Kaum Carvaka tidak percaya akan adanya roh/ jiwa, karena mereka tak melihat dan merasakan adanya roh/ jiwa. Jika seseorang menyatakan “saya gemuk”, “saya pincang”, “saya buta” dan sebagainya semuanya ini bertalian dengan badan yang terbuat dan terjadi dari material. Ketika ada pertanyaan mungkinkah kumpulan dari benda – benda materi itu menjelmakan sesuatu yang hidup? Mereka menjawab bahwa sifat-sifat tersebut aslinya tak ada pada setiap komponen, namun akan segera muncul apabila komponen-komponen tersebut menyatu. Umpamanya: daun sirih, kapur, gambir, pinang, tak satu pun dari padanya asalnya berwarna merah, namun secara bersama-sama mereka akan menghasilkan warna merah bila ditumbuk atau dikunyah jadi satu. Atau, benda yang sama pun dalam kondisi berbeda dapat menimbulkan sifat yang berbeda dengan aslinya. Umpamanya, gula tebu yang aslinya manis tak beralkohol akan menjadi beralkohol apabila ia dibiarkan berfermentasi. Berhubung adanya kemungkinan demikian, dengan cara yang sama kita dapat berpikir bahwa unsur-unsur material yang berkombinasi dalam cara khusus akan menimbulkan sesuatu benda hidup.
            Karena ketidak percayaan mereka akan adanya roh/jiwa maka sudah sewajarnya mereka tidak percaya akan adanya kehidupan masa lalu, kehidupan nanti, kelahiran kembali, menikmati buah perbuatan di surga atau neraka semuanya tidak ada artinya sama sekali. Dan oleh karena itu pula mereka tidak berusaha untuk hidup secara baik, dan bermoral tinggi, karena mereka tidak percaya akan adanya phala (hukuman) setelah mereka mati. Bagi kaum Carvaka kematian dari badan adalah akhir dari segalanya.
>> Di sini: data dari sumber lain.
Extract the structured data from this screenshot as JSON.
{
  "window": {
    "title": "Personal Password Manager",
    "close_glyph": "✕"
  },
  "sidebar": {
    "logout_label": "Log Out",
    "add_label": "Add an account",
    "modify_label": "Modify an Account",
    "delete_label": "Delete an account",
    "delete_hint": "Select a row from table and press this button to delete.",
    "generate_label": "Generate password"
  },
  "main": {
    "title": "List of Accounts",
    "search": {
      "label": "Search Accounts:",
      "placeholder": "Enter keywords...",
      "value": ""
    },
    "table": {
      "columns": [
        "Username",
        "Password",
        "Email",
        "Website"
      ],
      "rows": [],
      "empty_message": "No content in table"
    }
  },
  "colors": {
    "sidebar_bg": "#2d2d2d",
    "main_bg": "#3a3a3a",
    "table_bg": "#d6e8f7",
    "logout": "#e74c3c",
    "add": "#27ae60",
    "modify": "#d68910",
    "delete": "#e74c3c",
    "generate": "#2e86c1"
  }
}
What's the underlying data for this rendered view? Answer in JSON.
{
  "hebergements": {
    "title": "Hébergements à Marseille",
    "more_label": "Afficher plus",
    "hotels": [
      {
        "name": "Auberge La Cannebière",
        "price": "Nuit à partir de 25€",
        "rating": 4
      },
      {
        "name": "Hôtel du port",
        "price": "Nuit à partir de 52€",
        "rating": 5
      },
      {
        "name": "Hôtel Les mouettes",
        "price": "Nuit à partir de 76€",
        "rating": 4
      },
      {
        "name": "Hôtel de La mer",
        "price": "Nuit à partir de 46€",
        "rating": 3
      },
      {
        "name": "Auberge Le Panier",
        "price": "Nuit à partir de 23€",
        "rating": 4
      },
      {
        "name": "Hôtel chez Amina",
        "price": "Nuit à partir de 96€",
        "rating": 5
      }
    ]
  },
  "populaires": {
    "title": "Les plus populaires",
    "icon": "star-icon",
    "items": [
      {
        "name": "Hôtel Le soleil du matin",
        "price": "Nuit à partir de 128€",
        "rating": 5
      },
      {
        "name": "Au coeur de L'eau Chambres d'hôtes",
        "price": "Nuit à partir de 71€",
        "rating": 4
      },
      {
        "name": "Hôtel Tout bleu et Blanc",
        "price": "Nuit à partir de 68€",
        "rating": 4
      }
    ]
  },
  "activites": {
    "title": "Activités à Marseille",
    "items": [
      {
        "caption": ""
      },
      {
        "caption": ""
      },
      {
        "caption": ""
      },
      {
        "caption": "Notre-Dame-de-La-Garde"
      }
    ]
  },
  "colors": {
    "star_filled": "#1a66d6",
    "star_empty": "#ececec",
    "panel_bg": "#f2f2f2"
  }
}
3.1.4. Pandangan Makrokosmos dan Mikrokosmos.
Tuhan yang maha segalanya mengetahui perbedaan karakter, watak, tabiat dan kecerdasan setiap ciptaan-Nya. Oleh karena guna dan karmanya, ada orang yang dilahirkan dengan kondisi serba kekuarangan, lemah secara fisik dan mental serta bodoh secara spiritual dan material. Ada juga yang dilahirkan dengan kecerdasan ekstra, dengan mudah dapat mengerti semua kitab suci dan sadar akan adanya Tuhan dengan sendirinya. Ajaran Carvaka didalam pandangan Macrokosmos ini mereka hanya menggangap Veda adalah sebuah imajinasi seorang Pendeta. Jadi dalam ajaran Carvaka ini lebih menekankan bahwa Microkosmos itu tercipta dengan unsure-unsur material tanpa adanya campur tangan dari Sang Pencipta.




3.1.5. Konsep Etika Dalam Ajaran Carwaka.
Kaum Carvaka membahas masalah-masalah etika ini dalam persesuaian dengan teori-teori metafisika mereka. Beberapa orang filsuf India seperti para pengikut Mimaysa percaya bahwa tujuan tertinggi kehidupan manusia adalah surga (svarga) yang merupakan keadaan bahagia yang tak terlukiskan, yang dapat dicapai nantinya dengan melaksanakan upacara-upacara Vedik disini (dalam kehidupan ini). Kaum Carvaka menolak pandangan ini, karena hal itu didasarkan pada keberadaan kehidupan setelah mati yang tak dapat dibuktikan. ’Surga’ dan ’neraka’merupakan ciptaan para pendeta yang minat profesinya terkandung dalam membujuk, mengancam dan membuat orang-orang mau melaksanakan upacara-upacara. Orang-orang bijaksana akan senantiasa ditolak dan dibohongi oleh mereka.
Disamping menolak otoritas kitab Ășuci, pendapat tentang kebajikan dan kekejian serta pada kehidupan setelah mati, kaum Carvaka tentu saja juga menolak untuk melaksanakan upacara-upacara keagamaan dengan tujuan pencapaian surga atau menghindar dari neraka atau pun menghormati roh-roh leluhur. Mereka menertawakan kebiasaan mengadakan upacara-upacara. Apabila makanan yang dipersembahkan selama melaksanakan upacara kematian (uraddha) bagi para roh leluhur dapat meredakan rasa laparnya, apa gunanya si pengembara makan bersamanya? Mengapa orang-orang ini tidak membuat beberapa persembahan atas namanya sendiri di rumah untuk meredakan rasa laparnya? Sama halnya dengan makanan yang dipersembahkan pada lantai bawah akan dapat memuaskan seseorang yang tinggal dilantai atasnya.
Dengan demikian agama dirubah menjadi moralitas dan moralitas untuk mendapatkan kesenangan. Etika kaumCarvaka hanyalah berdasarkan logika yang berasal dari metafisika materialitisnya saja.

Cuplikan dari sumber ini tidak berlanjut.